Re: Segmentation faults (1.8.4-de425f6 2018/02/26)

2018-03-26 Thread Peter Lindegaard Hansen
Hi,

No, i'am not using threads.




Med venlig hilsen


*Peter Lindegaard Hansen*

*Softwareudvikler / Partner*

Telefon: +45 96 500 300 | Direkte: 69 14 97 04 | Email: p...@tigermedia.dk
Tiger Media A/S | Gl. Gugvej 17C | 9000 Aalborg | Web: www.tigermedia.dk

For supportspørgsmål kontakt os da på supp...@tigermedia.dk eller på tlf.
96 500 300
og din henvendelse vil blive besvaret af første ledige medarbejder.

2018-03-26 11:27 GMT+02:00 Willy Tarreau <w...@1wt.eu>:

> Hi,
>
> So what I found in Holger's trace is that the H2 connection has no
> more streams and was present in the wait queue. The state of the task
> being deleted doesn't make sense, indicating a memory corruption
> possibly caused by a use-after-free or a double free or by a wrong
> wakeup when a buffer is available, as in a few commits fixed in 1.8.4
> which we thought would have a minor impact only.
>
> After some thought I realized that there is a possible issue with the
> way H2 streams are detached from their connection : in h2_detach(), if
> they are the last one, they can destroy the connection and release it.
> But it's possible that the connection's task was already woken up and
> queued for being processed immediately afterwards (the multi-thread
> scheduler can trigger this), so I'll have to rethink the way detaching
> is performed and only delegate to an asynchronous task. Since your
> config doesn't use threads it's not this which causes the problem, but
> that caught my attention and fixing it might lead to a more robust
> design.
>
> Peter, were you using threads with H2 or not ? Just trying to draw
> some statistics here.
>
> I'll keep you updated of any other discovery anyway.
>
> Cheers,
> Willy
>


Re: Segmentation faults (1.8.4-de425f6 2018/02/26)

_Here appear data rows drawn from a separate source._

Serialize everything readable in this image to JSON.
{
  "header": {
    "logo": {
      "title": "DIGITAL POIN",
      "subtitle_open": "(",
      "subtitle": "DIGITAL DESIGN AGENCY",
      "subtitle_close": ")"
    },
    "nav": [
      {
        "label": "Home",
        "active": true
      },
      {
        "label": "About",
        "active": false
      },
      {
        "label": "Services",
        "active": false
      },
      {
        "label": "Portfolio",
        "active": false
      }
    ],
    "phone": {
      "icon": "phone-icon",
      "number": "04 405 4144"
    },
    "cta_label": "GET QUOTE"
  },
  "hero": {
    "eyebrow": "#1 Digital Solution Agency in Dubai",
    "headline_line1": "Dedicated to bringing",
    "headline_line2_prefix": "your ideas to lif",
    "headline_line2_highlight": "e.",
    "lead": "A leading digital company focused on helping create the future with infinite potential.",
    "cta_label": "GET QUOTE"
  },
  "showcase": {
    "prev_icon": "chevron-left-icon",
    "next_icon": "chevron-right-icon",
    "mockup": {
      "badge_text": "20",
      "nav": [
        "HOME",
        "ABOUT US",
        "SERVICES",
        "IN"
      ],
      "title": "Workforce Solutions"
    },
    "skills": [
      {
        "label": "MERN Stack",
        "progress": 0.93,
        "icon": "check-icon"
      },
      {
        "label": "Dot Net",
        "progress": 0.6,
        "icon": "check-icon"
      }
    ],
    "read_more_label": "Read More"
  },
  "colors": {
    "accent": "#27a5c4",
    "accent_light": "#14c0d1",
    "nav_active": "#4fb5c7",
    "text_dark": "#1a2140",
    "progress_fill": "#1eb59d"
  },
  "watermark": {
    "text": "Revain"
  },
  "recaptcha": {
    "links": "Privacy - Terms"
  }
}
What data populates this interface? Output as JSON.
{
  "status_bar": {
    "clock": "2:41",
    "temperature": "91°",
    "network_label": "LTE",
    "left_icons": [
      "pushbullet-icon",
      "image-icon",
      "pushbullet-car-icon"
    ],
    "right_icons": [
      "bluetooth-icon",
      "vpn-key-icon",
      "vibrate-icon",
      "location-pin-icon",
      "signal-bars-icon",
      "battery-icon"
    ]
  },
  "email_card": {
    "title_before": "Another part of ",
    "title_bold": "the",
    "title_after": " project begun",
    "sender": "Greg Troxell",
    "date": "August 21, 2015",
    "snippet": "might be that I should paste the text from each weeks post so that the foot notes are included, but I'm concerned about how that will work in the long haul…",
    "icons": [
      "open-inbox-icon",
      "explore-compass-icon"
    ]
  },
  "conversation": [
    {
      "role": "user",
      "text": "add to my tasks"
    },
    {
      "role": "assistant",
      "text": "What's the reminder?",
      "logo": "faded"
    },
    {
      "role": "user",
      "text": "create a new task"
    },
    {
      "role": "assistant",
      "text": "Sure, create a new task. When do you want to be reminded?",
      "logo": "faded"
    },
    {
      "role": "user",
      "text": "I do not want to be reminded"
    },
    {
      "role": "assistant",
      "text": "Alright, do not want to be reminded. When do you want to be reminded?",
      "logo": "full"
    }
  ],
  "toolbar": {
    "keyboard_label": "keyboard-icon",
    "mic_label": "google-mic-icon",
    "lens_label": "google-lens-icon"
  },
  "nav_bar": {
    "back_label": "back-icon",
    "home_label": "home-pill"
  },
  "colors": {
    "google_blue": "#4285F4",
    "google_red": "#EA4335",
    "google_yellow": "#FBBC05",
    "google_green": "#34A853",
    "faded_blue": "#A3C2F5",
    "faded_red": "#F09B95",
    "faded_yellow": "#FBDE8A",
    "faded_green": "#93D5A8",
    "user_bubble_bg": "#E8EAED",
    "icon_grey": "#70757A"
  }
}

2018-03-23 Thread Peter Lindegaard Hansen
We've been experiencing crashes too, with all 1.8 versions - currently
using 1.8.4 from PPA.
We noticed that disabling h2 prevents crashes.



Med venlig hilsen


*Peter Lindegaard Hansen*

*Softwareudvikler / Partner*

Telefon: +45 96 500 300 | Direkte: 69 14 97 04 | Email: p...@tigermedia.dk
Tiger Media A/S | Gl. Gugvej 17C | 9000 Aalborg | Web: www.tigermedia.dk

For supportspørgsmål kontakt os da på supp...@tigermedia.dk eller på tlf.
96 500 300
og din henvendelse vil blive besvaret af første ledige medarbejder.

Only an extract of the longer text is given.